- 2 tbsp olive oil
- 500 gm minced lamb
- 1 onion, finely chopped
- 1 baby fennel, finely chopped, fronds reserved
- 3 garlic cloves, finely chopped
- Finely grated rind and juice of 1 lemon
- 1 tsp ground cumin
- 1 tsp ground coriander
- ¾ tsp dried chilli flakes
- ½ tsp dried mint
- 400 gm canned cherry tomatoes
- 250 ml beef stock (1 cup)
- ¼ cup coarsely chopped dill
- ¼ cup coarsely chopped mint
- ¼ cup coarsely chopped flat-leaf parsley
- 50 gm pitted kalamata olives, coarsely chopped
- 400 gm orzo or risoni
- 2 tbsp extra-virgin olive oil
- Feta, to serve
- 1Heat olive oil in a large frying pan over medium-high heat, add lamb and brown well all over, breaking up any clumps with a wooden spoon (2-3 minutes). Transfer to a bowl using a slotted spoon and pour off all but 2 tbsp fat from the pan.
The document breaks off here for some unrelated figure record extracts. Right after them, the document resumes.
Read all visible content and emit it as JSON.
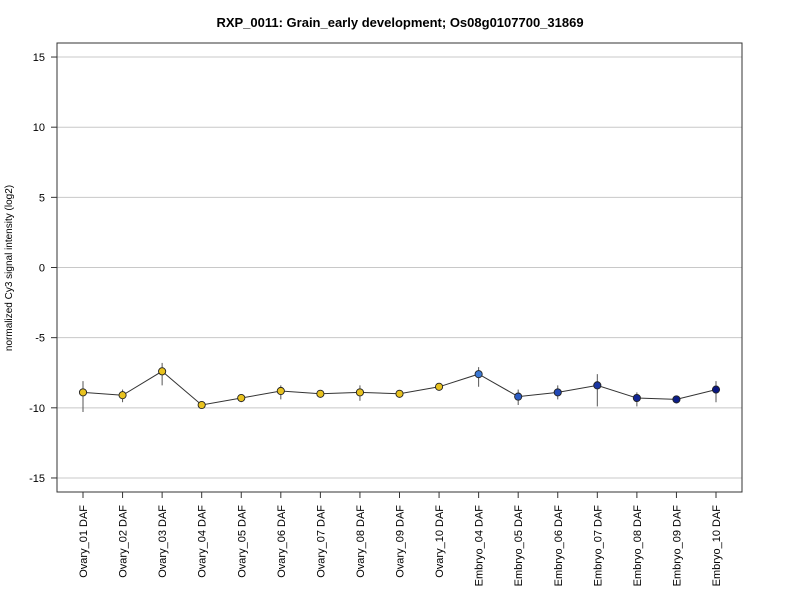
{
  "chart_data": {
    "type": "line",
    "title": "RXP_0011: Grain_early development; Os08g0107700_31869",
    "xlabel": "",
    "ylabel": "normalized Cy3 signal intensity (log2)",
    "ylim": [
      -16,
      16
    ],
    "yticks": [
      -15,
      -10,
      -5,
      0,
      5,
      10,
      15
    ],
    "ytick_labels": [
      "-15",
      "-10",
      "-5",
      "0",
      "5",
      "10",
      "15"
    ],
    "grid": true,
    "categories": [
      "Ovary_01 DAF",
      "Ovary_02 DAF",
      "Ovary_03 DAF",
      "Ovary_04 DAF",
      "Ovary_05 DAF",
      "Ovary_06 DAF",
      "Ovary_07 DAF",
      "Ovary_08 DAF",
      "Ovary_09 DAF",
      "Ovary_10 DAF",
      "Embryo_04 DAF",
      "Embryo_05 DAF",
      "Embryo_06 DAF",
      "Embryo_07 DAF",
      "Embryo_08 DAF",
      "Embryo_09 DAF",
      "Embryo_10 DAF"
    ],
    "series": [
      {
        "values": [
          -8.9,
          -9.1,
          -7.4,
          -9.8,
          -9.3,
          -8.8,
          -9.0,
          -8.9,
          -9.0,
          -8.5,
          -7.6,
          -9.2,
          -8.9,
          -8.4,
          -9.3,
          -9.4,
          -8.7
        ],
        "error_low": [
          -10.3,
          -9.6,
          -8.4,
          -9.9,
          -9.6,
          -9.4,
          -9.2,
          -9.5,
          -9.1,
          -8.7,
          -8.5,
          -9.8,
          -9.4,
          -9.9,
          -9.9,
          -9.5,
          -9.6
        ],
        "error_high": [
          -8.1,
          -8.7,
          -6.8,
          -9.7,
          -9.1,
          -8.4,
          -8.8,
          -8.4,
          -8.9,
          -8.3,
          -7.1,
          -8.7,
          -8.4,
          -7.6,
          -8.9,
          -9.3,
          -8.1
        ],
        "point_colors": [
          "#e8c21f",
          "#e8c21f",
          "#e8c21f",
          "#e8c21f",
          "#e8c21f",
          "#e8c21f",
          "#e8c21f",
          "#e8c21f",
          "#e8c21f",
          "#e8c21f",
          "#3a78d4",
          "#2c5cc4",
          "#2248b4",
          "#1a36a4",
          "#122694",
          "#0c1e88",
          "#081680"
        ]
      }
    ],
    "line_color": "#333333",
    "grid_color": "#c8c8c8"
  }
}
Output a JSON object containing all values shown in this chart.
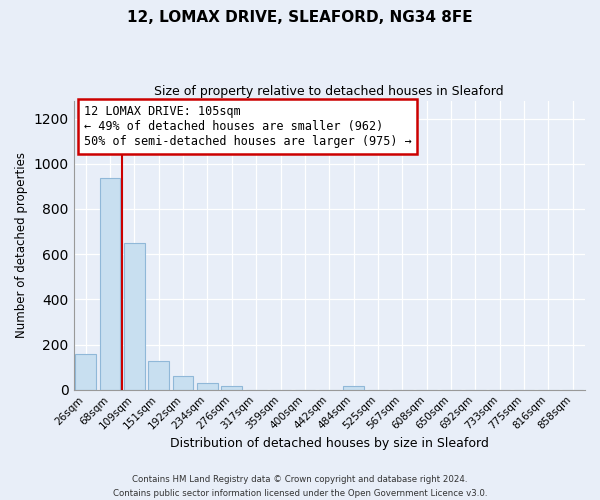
{
  "title": "12, LOMAX DRIVE, SLEAFORD, NG34 8FE",
  "subtitle": "Size of property relative to detached houses in Sleaford",
  "xlabel": "Distribution of detached houses by size in Sleaford",
  "ylabel": "Number of detached properties",
  "footer_line1": "Contains HM Land Registry data © Crown copyright and database right 2024.",
  "footer_line2": "Contains public sector information licensed under the Open Government Licence v3.0.",
  "bin_labels": [
    "26sqm",
    "68sqm",
    "109sqm",
    "151sqm",
    "192sqm",
    "234sqm",
    "276sqm",
    "317sqm",
    "359sqm",
    "400sqm",
    "442sqm",
    "484sqm",
    "525sqm",
    "567sqm",
    "608sqm",
    "650sqm",
    "692sqm",
    "733sqm",
    "775sqm",
    "816sqm",
    "858sqm"
  ],
  "bar_heights": [
    160,
    935,
    650,
    125,
    60,
    28,
    15,
    0,
    0,
    0,
    0,
    15,
    0,
    0,
    0,
    0,
    0,
    0,
    0,
    0,
    0
  ],
  "bar_color": "#c8dff0",
  "bar_edge_color": "#90b8d8",
  "marker_line_color": "#cc0000",
  "annotation_line1": "12 LOMAX DRIVE: 105sqm",
  "annotation_line2": "← 49% of detached houses are smaller (962)",
  "annotation_line3": "50% of semi-detached houses are larger (975) →",
  "annotation_box_color": "#ffffff",
  "annotation_box_edge_color": "#cc0000",
  "ylim": [
    0,
    1280
  ],
  "yticks": [
    0,
    200,
    400,
    600,
    800,
    1000,
    1200
  ],
  "background_color": "#e8eef8",
  "plot_background": "#e8eef8",
  "grid_color": "#ffffff",
  "title_fontsize": 11,
  "subtitle_fontsize": 9
}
Add onion, fennel, garlic and lemon rind, sauté until translucent (4-5 minutes), then stir in cumin, coriander, chilli and dried mint, and fry until fragrant. Return lamb to the pan, add tomatoes and stock, season to taste, bring to a simmer and cook until liquid reduces by half and lamb is well flavoured (10-12 minutes). Stir in fresh herbs and olives and check seasoning.
- 2Meanwhile, cook orzo in a large saucepan of well-salted boiling water until just tender (4-5 minutes), then drain and toss in a bowl with extra-virgin olive oil and lemon juice.
- 3To serve, divide orzo among serving bowls, top with lamb mixture and serve hot scattered with feta and fennel fronds.